Building upon the Florida 1997 advisory opinion, a 1998 advisory opinion reiterated the need for the client’s consent before disclosing matters to an auditor. In Florida Bar Staff Opinion 20762, issued March 9, 1998, ethics counsel once more concluded:

Given the requirements of Rule 4-1.6, Florida Ethics Opinion 93-5, and other applicable precedent, the inquiring attorney cannot allow the insurer or third party auditing companies to audit and review detailed billing statements and/or files of his clients who are insured by this insurance company without first obtaining permission from his clients. Whether the insurance contract between insurer and insured grants such permission to the insurer is a legal question upon which Bar ethics counsel cannot provide an opinion.48

As with its predecessor, this opinion concerned an inquiry by an insurance defense attorney. As reflected in the factual part of the opinion, the inquiring attorney was subject to restrictive billing guidelines, which included such directives as “extremely detailed activity entries [in] relation to the inquirer’s communications with his client, the insured. The new guidelines specifically required a detailed summary of ‘what was discussed in office and third party communications’” and other third party communications as well as specifics about trial preparation. To ensure compliance with these billing guidelines, the attorney’s law firm was “instructed to send its bills to a legal auditing service in another state, which has been hired by the insurer to audit the inquirer’s bills to ensure that they are in compliance with the new billing guidelines.” In turn, the auditing company contractually agreed to keep the information “confidential.”49 Further, the attorney and his law firm had been specifically instructed by the insurance company not to contact their clients, the insured, about the new billing requirements.50

Noting the settled principle that an insurance defense attorney’s “client” is the insured, not the insurance company, this opinion reiterated that “the primary duty of an attorney hired by an insurance company is to the insured.”51 Pursuant to this, an attorney may not withhold important information from his or her client.52 Acknowledging, but setting aside, the question of whether bills are subject to the attorney-client privilege, the opinion concluded that as to the billing audits themselves, the attorney could not allow the insurance company to submit the legal bills to the auditors without the permission of the client. In so concluding, the ethics counsel again relied upon Rule 4-1.6 and Florida Ethics Opinion 93-5, just as Opinion 20591 did. In addition, the newer opinion cited a November 1, 1986, Maryland ethics opinion, Opinion 87-12, which held that an insurer may only inspect legal files of its insureds if the client insured consents to the review.53

The Maryland opinion, similar to Florida’s Opinion 93-5, concerned certain language in a lawyer’s real estate settlement sheet which permitted third party inspection of a client’s file. The opinion assumed without deciding that some of the materials in the file would be confidential. Relying upon ethical rules of disclosure, the Maryland opinion expressed the view that the client must be fully informed: “It is suggested that the settling lawyer strongly emphasize that all information in the file could be reviewed. Accordingly, the inquiring lawyer may wish to expand the language on the settlement sheet to include review of information that could be ‘confidential,’ a ‘secret,’ or ‘relate to legal representation.’”54

Florida’s ethics counsel, in issuing these opinions, are in good company with other states faced with the same or similar questions. Most ethics practitioners also rely upon the attorney’s ethical obligation to fully disclose information and to preserve the confidences of the client.55 For example, in Utah, in Advisory Opinion 98-03, an insurance defense attorney queried whether he could submit billing statements to an outside auditing service. The Utah State Bar’s Ethics Advisory Opinion Committee stated that absent the specific exceptions in Utah’s ethics rules (similar to Florida’s Rule 4-1.6), an attorney “may not release information relating to the representation of a client to anyone, even another client, unless the first client consents after a disclosure. Likewise, before a lawyer may release any billing information to an outside audit service the lawyer must have the client’s consent.”56 The Utah opinion further noted:

However, if the lawyer relies upon an insurance agreement for consent, the lawyer must review the agreement with the client and renew the client’s consent before sending any billing statements to the audit service.

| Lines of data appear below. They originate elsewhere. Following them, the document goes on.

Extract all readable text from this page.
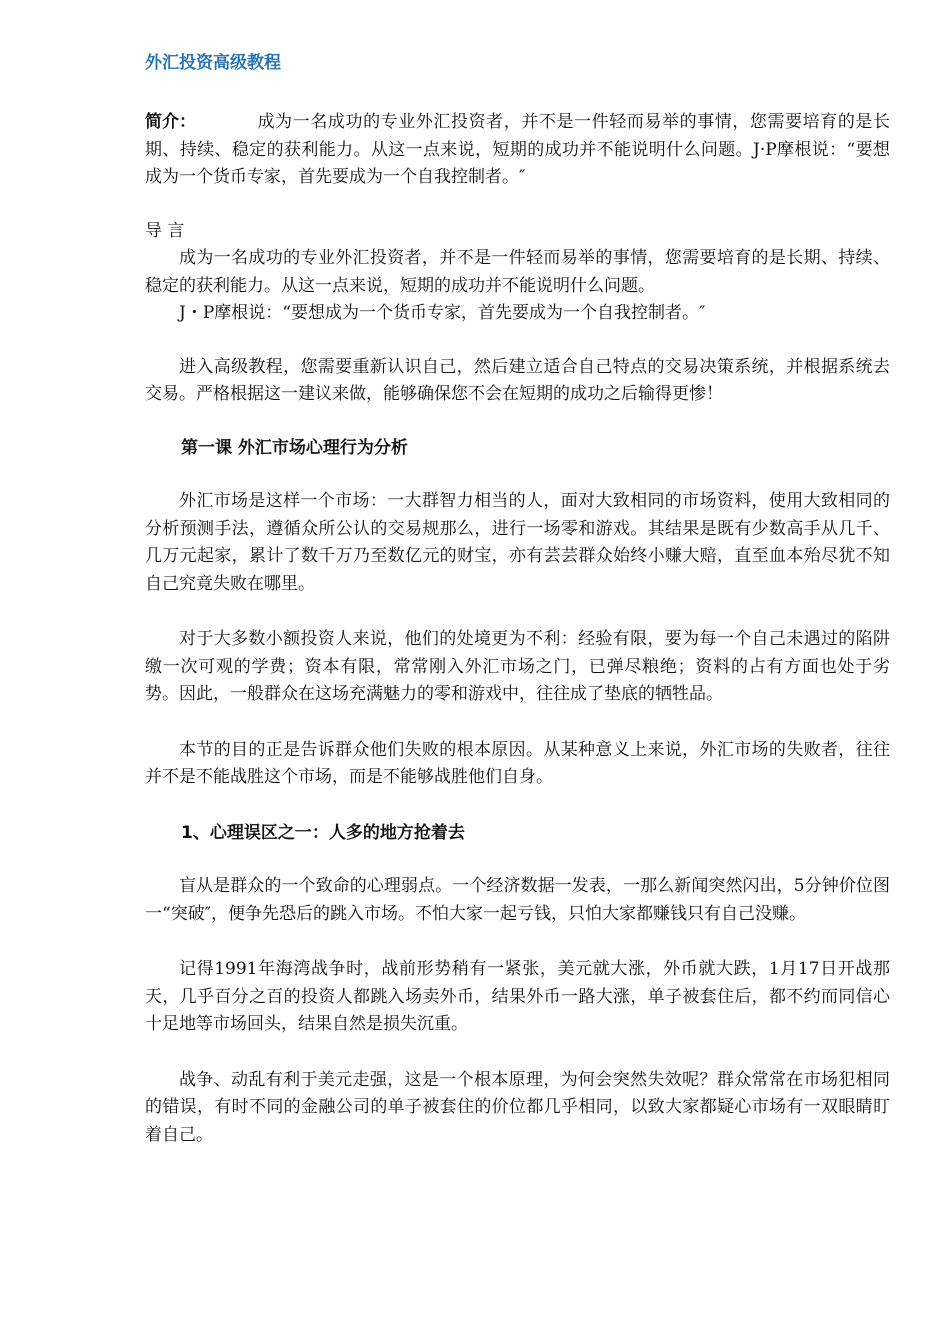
外汇投资高级教程

简介：	成为一名成功的专业外汇投资者，并不是一件轻而易举的事情，您需要培育的是长期、持续、稳定的获利能力。从这一点来说，短期的成功并不能说明什么问题。J·P摩根说：“要想成为一个货币专家，首先要成为一个自我控制者。″

导 言

成为一名成功的专业外汇投资者，并不是一件轻而易举的事情，您需要培育的是长期、持续、稳定的获利能力。从这一点来说，短期的成功并不能说明什么问题。

J・P摩根说：“要想成为一个货币专家，首先要成为一个自我控制者。″

进入高级教程，您需要重新认识自己，然后建立适合自己特点的交易决策系统，并根据系统去交易。严格根据这一建议来做，能够确保您不会在短期的成功之后输得更惨！

第一课 外汇市场心理行为分析

外汇市场是这样一个市场：一大群智力相当的人，面对大致相同的市场资料，使用大致相同的分析预测手法，遵循众所公认的交易规那么，进行一场零和游戏。其结果是既有少数高手从几千、几万元起家，累计了数千万乃至数亿元的财宝，亦有芸芸群众始终小赚大赔，直至血本殆尽犹不知自己究竟失败在哪里。

对于大多数小额投资人来说，他们的处境更为不利：经验有限，要为每一个自己未遇过的陷阱缴一次可观的学费；资本有限，常常刚入外汇市场之门，已弹尽粮绝；资料的占有方面也处于劣势。因此，一般群众在这场充满魅力的零和游戏中，往往成了垫底的牺牲品。

本节的目的正是告诉群众他们失败的根本原因。从某种意义上来说，外汇市场的失败者，往往并不是不能战胜这个市场，而是不能够战胜他们自身。

1、心理误区之一：人多的地方抢着去

盲从是群众的一个致命的心理弱点。一个经济数据一发表，一那么新闻突然闪出，5分钟价位图一“突破″，便争先恐后的跳入市场。不怕大家一起亏钱，只怕大家都赚钱只有自己没赚。

记得1991年海湾战争时，战前形势稍有一紧张，美元就大涨，外币就大跌，1月17日开战那天，几乎百分之百的投资人都跳入场卖外币，结果外币一路大涨，单子被套住后，都不约而同信心十足地等市场回头，结果自然是损失沉重。

战争、动乱有利于美元走强，这是一个根本原理，为何会突然失效呢？群众常常在市场犯相同的错误，有时不同的金融公司的单子被套住的价位都几乎相同，以致大家都疑心市场有一双眼睛盯着自己。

Even where the lawyer has a consent from the client to release billing statements to an audit service, the lawyer should be careful about what information is included. For example, the lawyer may not want to include information that the client took and failed a lie detector test. The lawyer should make sure that no confidential information revealed by the client is in the billing statement.57

The South Carolina Bar Ethics Advisory Committee, in a number of related situations, has repeatedly maintained that an attorney may not release any information to an outside source without the client’s consent. For example, when the Internal Revenue Service Criminal Investigations Division requested an attorney provide it with copies of real estate closing statements and the attorney’s client’s check, the South Carolina Advisory Committee in Advisory Opinion 98-23 stated the attorney could not turn over the information to the IRS absent the client’s consent. Further, the committee noted: “If client refuses to grant his consent to disclose the requested information, the attorney must not reveal the information. The attorney may inform IRS that, in good faith, he ethically can not comply with its request without a court order.”58 The South Carolina opinion cited a number of similar prior advisory opinions, all stressing the attorney’s obligation to protect the client’s right to confidentiality.59

Not surprisingly given its stand with regard to the IRS’s criminal proceedings, the South Carolina Advisory Committee also opined that an insurance defense attorney could not turn over the law firm’s bills to an auditor in Advisory Opinion 97-22. The bills contained detailed information about the services performed pursuant to the representation.60 Like Utah’s advisory opinion, this opinion went beyond the Florida opinions and noted:

[The] Law firm may not ethically release other clients’ billing records to Audit Company. As a practical matter, achieving the informed consent necessary to such an endeavor is highly problematic. Client consent to the release of confidential information must be informed consent, based upon more than the mere fact that a certain type of information, such as billing records, will be released to third parties. Due to the potential effects of the misuse or abuse of such information, disclosure must be full. The lawyer should elaborate on the type of information which may be found in billing records, as well as the potential legal effects of releasing such information to third parties.61

While, as the disclaimers before such advisory opinions note, these opinions are not binding legal precedent, such advisory ethics opinions are nonetheless quite worthy of note. A prudent lawyer will want to comply with these advisory opinions, especially in light of the consistency of the viewpoint that the client’s fully informed consent is required.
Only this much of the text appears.